In a busy city of Manila, modern students carrying colorful backpacks and trendy shoes were the norm in this day and age. Maya roamed the corridors of her Junior High School carrying a handwoven bag called a banig bag, one that had been created by her grandmother in their isolated village in Kalinga.

The whispers began not long thereafter

"Is that a rice sack?" one classmate giggled

“Why does she always have a scent of mountain herbs?” another sneered.

Maya smiled tight, words that were like cold rain on bare skin. She is homesick — for the clamor of the gangsa, the pre-dawn chants, the stories her Lola whispered as she wove traditional cloth. Here in Manila, there seemed to be no home for her culture. It seemed backward, primitive — like a fossil in a museum.

She was timid in the classroom. She can't be friends with anyone because she thinks no one likes her because apparently for them she's different. But when Maya’s Araling Panlipunan teacher assigned a special project, “Show and Tell: A piece of your culture that defines you,” Maya realized this was her chance. Still, doubt gnawed at her.

“What if they laugh again?”

But then she recalled what her Lola had said: “Anak, our weaving speaks what no book can hold. Wear them with pride.”

On the day of her presentation, classmates arrived with shiny charts, PowerPoint presentations and food from spots that claimed the label “authentic.” Maya, in a humble Kalinga wrap skirt and a beaded cord, stepped up.

“I bring to you the story of my people,” she said, her voice firm. She held up her banig bag. “This is not just a bag. Each hair was handwoven with symbols — of mountains, rivers, the moon. Each design tells our history, our future, our survival, our soul.

She passed it around.
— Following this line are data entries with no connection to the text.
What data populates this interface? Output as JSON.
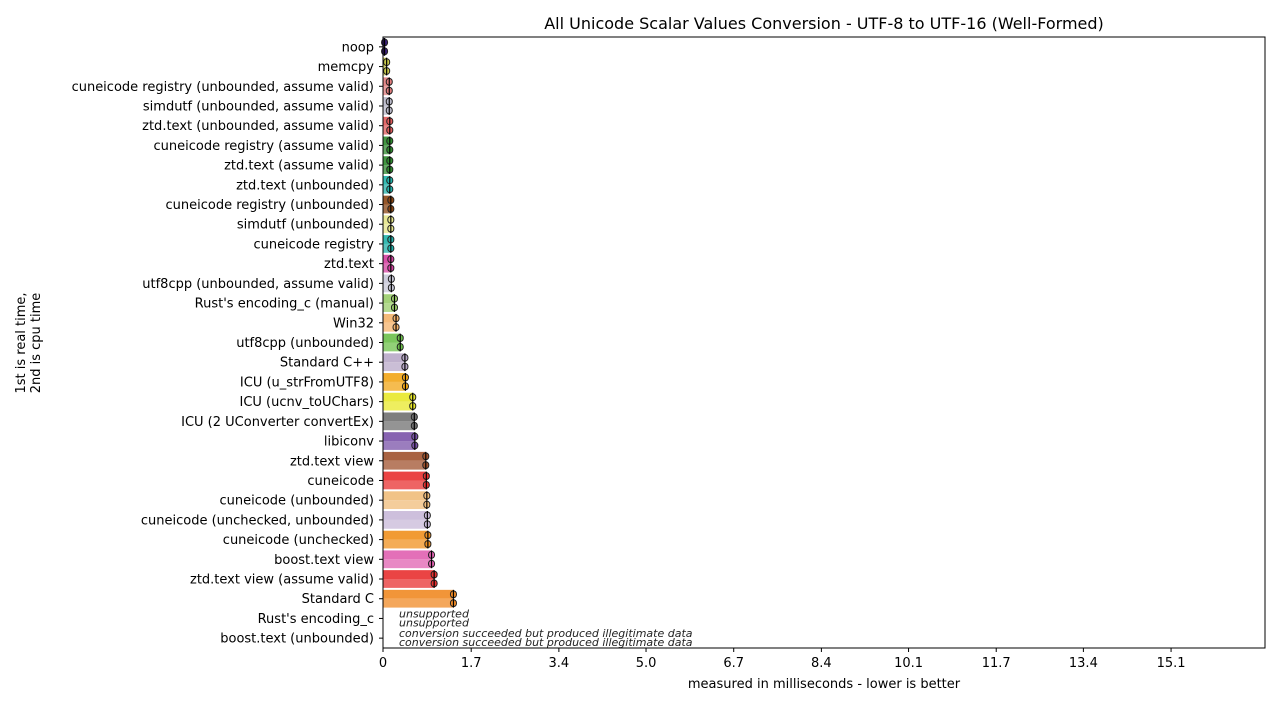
{
  "chart_data": {
    "type": "bar",
    "orientation": "horizontal",
    "title": "All Unicode Scalar Values Conversion - UTF-8 to UTF-16 (Well-Formed)",
    "xlabel": "measured in milliseconds - lower is better",
    "ylabel_lines": [
      "1st is real time,",
      "2nd is cpu time"
    ],
    "xlim": [
      0,
      16.9
    ],
    "xticks": [
      "0",
      "1.7",
      "3.4",
      "5.0",
      "6.7",
      "8.4",
      "10.1",
      "11.7",
      "13.4",
      "15.1"
    ],
    "xtick_values": [
      0,
      1.69,
      3.37,
      5.04,
      6.72,
      8.4,
      10.07,
      11.75,
      13.42,
      15.1
    ],
    "categories": [
      {
        "label": "noop",
        "real": 0.03,
        "cpu": 0.03,
        "color": "#3b1f7a"
      },
      {
        "label": "memcpy",
        "real": 0.07,
        "cpu": 0.07,
        "color": "#c8c84a"
      },
      {
        "label": "cuneicode registry (unbounded, assume valid)",
        "real": 0.12,
        "cpu": 0.12,
        "color": "#e07c7c"
      },
      {
        "label": "simdutf (unbounded, assume valid)",
        "real": 0.12,
        "cpu": 0.12,
        "color": "#b8b8c8"
      },
      {
        "label": "ztd.text (unbounded, assume valid)",
        "real": 0.13,
        "cpu": 0.13,
        "color": "#e05a5a"
      },
      {
        "label": "cuneicode registry (assume valid)",
        "real": 0.13,
        "cpu": 0.13,
        "color": "#2e8b2e"
      },
      {
        "label": "ztd.text (assume valid)",
        "real": 0.13,
        "cpu": 0.13,
        "color": "#2e8b2e"
      },
      {
        "label": "ztd.text (unbounded)",
        "real": 0.13,
        "cpu": 0.13,
        "color": "#20b2aa"
      },
      {
        "label": "cuneicode registry (unbounded)",
        "real": 0.15,
        "cpu": 0.15,
        "color": "#8b4513"
      },
      {
        "label": "simdutf (unbounded)",
        "real": 0.15,
        "cpu": 0.15,
        "color": "#e6e68a"
      },
      {
        "label": "cuneicode registry",
        "real": 0.15,
        "cpu": 0.15,
        "color": "#20b2aa"
      },
      {
        "label": "ztd.text",
        "real": 0.15,
        "cpu": 0.15,
        "color": "#d43fa0"
      },
      {
        "label": "utf8cpp (unbounded, assume valid)",
        "real": 0.16,
        "cpu": 0.16,
        "color": "#c8c8d8"
      },
      {
        "label": "Rust's encoding_c (manual)",
        "real": 0.22,
        "cpu": 0.22,
        "color": "#9acd6a"
      },
      {
        "label": "Win32",
        "real": 0.25,
        "cpu": 0.25,
        "color": "#f4b26a"
      },
      {
        "label": "utf8cpp (unbounded)",
        "real": 0.33,
        "cpu": 0.33,
        "color": "#6cc04a"
      },
      {
        "label": "Standard C++",
        "real": 0.42,
        "cpu": 0.42,
        "color": "#b8a8c8"
      },
      {
        "label": "ICU (u_strFromUTF8)",
        "real": 0.43,
        "cpu": 0.43,
        "color": "#f2a516"
      },
      {
        "label": "ICU (ucnv_toUChars)",
        "real": 0.57,
        "cpu": 0.57,
        "color": "#e8e82a"
      },
      {
        "label": "ICU (2 UConverter convertEx)",
        "real": 0.6,
        "cpu": 0.6,
        "color": "#707070"
      },
      {
        "label": "libiconv",
        "real": 0.61,
        "cpu": 0.61,
        "color": "#7a52a8"
      },
      {
        "label": "ztd.text view",
        "real": 0.82,
        "cpu": 0.82,
        "color": "#a0522d"
      },
      {
        "label": "cuneicode",
        "real": 0.83,
        "cpu": 0.83,
        "color": "#e83030"
      },
      {
        "label": "cuneicode (unbounded)",
        "real": 0.84,
        "cpu": 0.84,
        "color": "#f0bc7a"
      },
      {
        "label": "cuneicode (unchecked, unbounded)",
        "real": 0.85,
        "cpu": 0.85,
        "color": "#c8b8d8"
      },
      {
        "label": "cuneicode (unchecked)",
        "real": 0.86,
        "cpu": 0.86,
        "color": "#f0901e"
      },
      {
        "label": "boost.text view",
        "real": 0.93,
        "cpu": 0.93,
        "color": "#e060b0"
      },
      {
        "label": "ztd.text view (assume valid)",
        "real": 0.98,
        "cpu": 0.98,
        "color": "#e83030"
      },
      {
        "label": "Standard C",
        "real": 1.35,
        "cpu": 1.35,
        "color": "#f08a24"
      },
      {
        "label": "Rust's encoding_c",
        "real": null,
        "cpu": null,
        "color": "#f08a24",
        "note_real": "unsupported",
        "note_cpu": "unsupported"
      },
      {
        "label": "boost.text (unbounded)",
        "real": null,
        "cpu": null,
        "color": "#f08a24",
        "note_real": "conversion succeeded but produced illegitimate data",
        "note_cpu": "conversion succeeded but produced illegitimate data"
      }
    ]
  }
}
The bag had the scent of fresh bamboo and mountain air. Students edged closer. The giggles disappeared.

Then she produced a brief video: her grandmother, sitting by a clay lamp and weaving, humming a lullaby in their own language. The class fell silent.
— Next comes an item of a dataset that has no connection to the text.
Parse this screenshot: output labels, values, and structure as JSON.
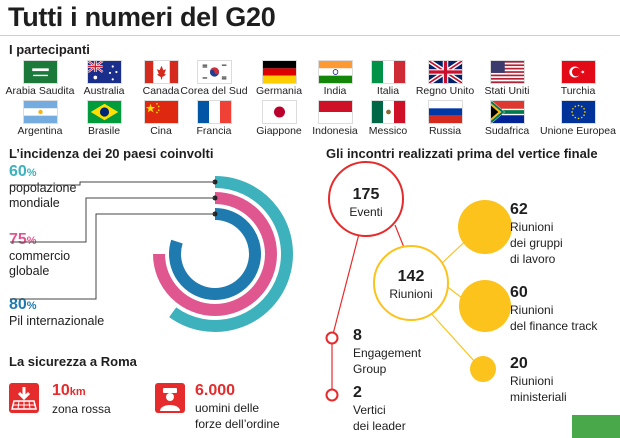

By the time Maya was done, even the teacher’s eyes were misting. A classmate who had once teased her raised her hand.

“Maya … Can we go to your province sometime? I want to learn how to weave as well.”

Maya had her first real smile then.

At the end of the week, her project went viral on the school’s social media page. Some students donned cultural attire for the following culture day. The school that laughed at her heritage previously was now the same school celebrating it.

Maya not only got the highest grade in the class — she won respect.

Importantly, she showed them a lesson that no textbook can: You should not hide your culture — you must carry it proudly, like a woven story across your back.